Depuis Leningrad cowboys go America, je suis une fan de Kaurismäki. Je ne sais même plus comment je l'ai vu la première fois, je pense que c'était au cinéma en plein air de La Villette, dans les années 90-93.

Un autre film m'a marquée: La fille aux allumettes. En regardant Les feuilles mortes, j'ai eu l'impression de voir le second volet d'un dyptique, le pendant positif de La fille aux allumettes. Il y a longtemps que je sais, depuis exactement L'homme sans passé et sa pomme de terre coupée en deux, que Kaurismäki estime que l'élégance consiste à ne pas sombrer dans le mélodrame — et c'est tout ce que j'aime chez lui.

Et donc Les feuilles mortes, avec son fond de guerre d'Ukraine comme La fille aux allumettes montrait en permanence Tian'-anmen, est un contrepoint empreint de sagesse au mécanisme implacable de La fille aux allumettes, avec là encore l'art de l'attente, marqué ici par les bouteilles vides autour de la femme, là par les mégots aux pieds de l'homme. Lenteur et rythme, tenue du récit à la limite du mutisme, dialogues absurdes qui veulent tout dire: «— La fille de l'autre soir, nous sommes presque mariés. — Elle s'appelle comment? — Je ne connais pas son nom».

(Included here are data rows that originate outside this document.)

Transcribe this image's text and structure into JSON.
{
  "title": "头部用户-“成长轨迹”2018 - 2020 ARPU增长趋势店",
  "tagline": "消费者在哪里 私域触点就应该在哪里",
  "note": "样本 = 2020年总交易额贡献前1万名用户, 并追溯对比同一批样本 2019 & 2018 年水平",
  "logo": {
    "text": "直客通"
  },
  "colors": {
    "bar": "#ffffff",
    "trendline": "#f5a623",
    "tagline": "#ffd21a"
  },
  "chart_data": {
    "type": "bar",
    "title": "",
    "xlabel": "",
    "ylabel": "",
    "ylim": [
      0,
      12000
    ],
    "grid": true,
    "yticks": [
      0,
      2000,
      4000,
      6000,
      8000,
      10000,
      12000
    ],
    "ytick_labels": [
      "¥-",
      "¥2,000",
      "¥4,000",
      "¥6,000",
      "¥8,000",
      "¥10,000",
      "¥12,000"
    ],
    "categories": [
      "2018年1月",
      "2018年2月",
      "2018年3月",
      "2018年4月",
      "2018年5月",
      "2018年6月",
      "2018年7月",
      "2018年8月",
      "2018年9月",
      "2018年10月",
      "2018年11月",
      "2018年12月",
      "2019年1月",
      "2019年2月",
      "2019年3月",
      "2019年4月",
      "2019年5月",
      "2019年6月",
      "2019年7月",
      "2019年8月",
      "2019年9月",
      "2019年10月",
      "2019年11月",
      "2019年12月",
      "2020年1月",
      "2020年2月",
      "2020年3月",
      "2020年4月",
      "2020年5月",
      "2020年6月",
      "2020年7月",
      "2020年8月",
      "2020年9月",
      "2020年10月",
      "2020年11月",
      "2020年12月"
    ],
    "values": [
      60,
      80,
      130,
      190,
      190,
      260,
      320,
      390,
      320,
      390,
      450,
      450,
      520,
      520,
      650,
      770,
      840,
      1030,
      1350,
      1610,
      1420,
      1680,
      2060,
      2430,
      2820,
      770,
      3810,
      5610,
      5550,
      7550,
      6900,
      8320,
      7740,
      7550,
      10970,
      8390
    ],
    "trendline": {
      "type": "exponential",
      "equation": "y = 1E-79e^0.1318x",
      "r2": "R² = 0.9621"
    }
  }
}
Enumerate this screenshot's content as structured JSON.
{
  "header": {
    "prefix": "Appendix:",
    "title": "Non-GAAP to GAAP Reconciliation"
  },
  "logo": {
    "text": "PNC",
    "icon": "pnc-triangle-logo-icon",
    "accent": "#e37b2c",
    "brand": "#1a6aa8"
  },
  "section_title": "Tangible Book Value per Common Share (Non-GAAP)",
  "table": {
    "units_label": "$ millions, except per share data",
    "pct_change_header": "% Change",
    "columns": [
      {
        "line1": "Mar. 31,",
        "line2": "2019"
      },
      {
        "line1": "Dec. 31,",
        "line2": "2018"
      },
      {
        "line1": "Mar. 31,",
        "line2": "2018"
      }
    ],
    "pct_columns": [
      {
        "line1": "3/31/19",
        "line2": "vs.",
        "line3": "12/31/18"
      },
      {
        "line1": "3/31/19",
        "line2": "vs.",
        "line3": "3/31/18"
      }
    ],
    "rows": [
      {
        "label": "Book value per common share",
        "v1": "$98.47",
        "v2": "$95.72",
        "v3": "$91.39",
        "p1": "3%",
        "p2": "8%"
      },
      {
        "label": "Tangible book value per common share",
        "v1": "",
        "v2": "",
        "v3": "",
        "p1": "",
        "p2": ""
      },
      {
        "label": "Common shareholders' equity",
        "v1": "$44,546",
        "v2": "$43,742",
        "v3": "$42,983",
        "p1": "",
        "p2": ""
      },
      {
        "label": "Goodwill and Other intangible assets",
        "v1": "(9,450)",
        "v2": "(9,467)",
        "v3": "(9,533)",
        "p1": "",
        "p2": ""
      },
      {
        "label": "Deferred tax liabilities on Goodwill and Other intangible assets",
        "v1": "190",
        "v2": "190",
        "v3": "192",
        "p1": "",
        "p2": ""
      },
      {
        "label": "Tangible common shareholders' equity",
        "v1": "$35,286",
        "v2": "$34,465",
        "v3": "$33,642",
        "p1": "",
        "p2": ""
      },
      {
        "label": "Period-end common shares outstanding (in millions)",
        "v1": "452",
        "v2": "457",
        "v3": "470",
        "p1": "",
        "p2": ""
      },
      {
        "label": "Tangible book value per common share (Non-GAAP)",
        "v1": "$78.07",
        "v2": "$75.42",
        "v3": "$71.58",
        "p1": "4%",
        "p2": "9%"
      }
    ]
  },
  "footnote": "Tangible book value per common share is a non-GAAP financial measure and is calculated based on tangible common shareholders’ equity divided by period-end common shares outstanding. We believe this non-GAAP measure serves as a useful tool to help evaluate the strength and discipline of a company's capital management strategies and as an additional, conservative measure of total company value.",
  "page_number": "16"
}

Certains sont surpris du succès de ce film. Mais il y a un secret: les films emplis de clins d'œil aux cinéphiles ont toujours du succès auprès des cinéphiles — et la dernière image clopinante est merveilleuse.

Avec tout cela je ne vous ai sans doute pas exactement donné envie de voir ce film, mais ce n'était pas le but: les films de Kaurismäki, je les vois pour moi-même, pour me consoler.